Illinois Healthcare Provides Files Lawsuit Against Union for Illegally Seizing Dues

On May 22, 2020, an Illinois home healthcare provider has filed a federal class-action civil rights lawsuit against the SEIU Healthcare Illinois and Indiana union (SEIU-HCII), for confiscating dues from her payments without her receiving affirmative consent, and for enforcing arbitrary limitations on her right to opting out of dues payments. The lawsuit was filed with free legal counsel from National Right to Work Legal Defense Foundation staff attorneys and it charges the union with violating home healthcare providers’ First Amendment rights which were established in the Foundation-won Harris v. Quinn and Janus v. AFSCME Supreme Court cases.

In Harris, which Foundation staff attorneys won in 2014, the High Court acknowledged that the First Amendment is infringed on by schemes to forcibly confiscate dues from home healthcare providers who help individuals that receive government-funded care. In the 2018 Janus decision, the Supreme Court waved mandatory union fees for public sector workers as a violation of their First Amendment rights, and determined that the government can only take union dues or fees with an individual’s affirmative and knowing consent.

The plaintiff, Hydie Nance, is a home-based healthcare provider “under the auspices of Illinois’ Home Services Plan.” This program allocates Medicaid funds to people with disabilities so they can hire and pay “personal assistants” to aid them with their daily activities. Nance’s grievance highlights that the Illinois Department of Human Services (DHS) seizes union dues from these subsidies at SEIU-HCII union officials’ bidding, and does so without informing personal assistants “that they have a First Amendment right not to financially support SEIU-HCII.”

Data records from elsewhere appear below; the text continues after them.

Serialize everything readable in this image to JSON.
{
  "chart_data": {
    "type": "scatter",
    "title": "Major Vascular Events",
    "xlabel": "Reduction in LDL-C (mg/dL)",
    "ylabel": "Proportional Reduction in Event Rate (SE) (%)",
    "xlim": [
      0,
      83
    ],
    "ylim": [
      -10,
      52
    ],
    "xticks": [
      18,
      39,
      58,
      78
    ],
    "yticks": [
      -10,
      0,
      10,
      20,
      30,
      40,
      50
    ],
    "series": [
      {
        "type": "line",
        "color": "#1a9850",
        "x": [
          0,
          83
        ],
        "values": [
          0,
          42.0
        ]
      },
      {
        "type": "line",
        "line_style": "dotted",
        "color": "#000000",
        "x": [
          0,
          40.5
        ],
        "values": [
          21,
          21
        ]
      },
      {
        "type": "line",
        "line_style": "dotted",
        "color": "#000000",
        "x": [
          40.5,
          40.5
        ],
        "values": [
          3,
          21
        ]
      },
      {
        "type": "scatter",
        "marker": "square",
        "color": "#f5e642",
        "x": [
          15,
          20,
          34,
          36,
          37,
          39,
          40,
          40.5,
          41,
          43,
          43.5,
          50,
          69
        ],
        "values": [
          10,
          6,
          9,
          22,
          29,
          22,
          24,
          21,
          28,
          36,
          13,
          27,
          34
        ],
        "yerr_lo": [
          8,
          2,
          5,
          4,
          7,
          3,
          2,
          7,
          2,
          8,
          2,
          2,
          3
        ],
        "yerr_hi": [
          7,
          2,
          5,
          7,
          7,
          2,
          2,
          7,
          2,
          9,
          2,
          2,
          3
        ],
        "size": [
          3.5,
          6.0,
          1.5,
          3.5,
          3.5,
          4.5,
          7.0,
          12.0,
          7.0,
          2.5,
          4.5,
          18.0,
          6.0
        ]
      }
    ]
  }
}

According to the petition, Nance forwarded letters to both DHS and SEIU-HCII officials in November 2019 asserting her First Amendment right to withdraw her union membership and reduce dues deductions. Both union and state officials did not pay attention to Nance’s attempt to exercise her rights and continued to seize full union dues from her subsidies. The lawsuit also argues that the dues deduction policy the state and SEIU-HCII carries out demands that the DHS to “not respond to notices it receives from personal assistants to stop dues deductions unless and until SEIU-HCII instructs DHS to cease the deductions.”

Nance reiterated her rejection to union membership and dues deductions in March, the lawsuit stated. Although DHS did not respond to the letter again, SEIU-HCII officials forwarded an email acknowledging receipt of her request but claiming they “unfortunately cannot process it without your valid photo id,” directing her to submit a picture of a photo ID in response to the message. SEIU-HCII bosses and DHS officials “do not notify personal assistants that they must submit a photo identification” except in cases where union bosses reject a request to stop paying dues, the lawsuit noted.

Nance’s complaint argues that this process “impedes and burdens personal assistants’ First Amendment right to stop subsidizing SEIU-HCII and its speech” and additionally “impinges on personal assistants’ right to privacy and exposes them to the threat of identity theft.” The lawsuit requests that the District Court declare unconstitutional SEIU-HCII’s continuing policy of seizing dues after receiving written objections and that the court ban the enforcement of the policy. Additionally, the complaint also demands that the union return to home healthcare providers all money it has illegally taken under this policy.

“Individuals cannot be forced to produce a photo ID just to exercise their legal rights, nor does the state of Illinois need the permission of SEIU bosses before respecting the First Amendment rights of healthcare workers,” stated National Right to Work Foundation President Mark Mix. “Years after the Supreme Court in Harris and later in Janus explicitly recognized the First Amendment right that home healthcare providers have to refuse to subsidize a union, SEIU union bosses and their allies in Illinois still are more interested in filling union coffers with forced dues than respecting the constitutional rights of those they claim to represent.”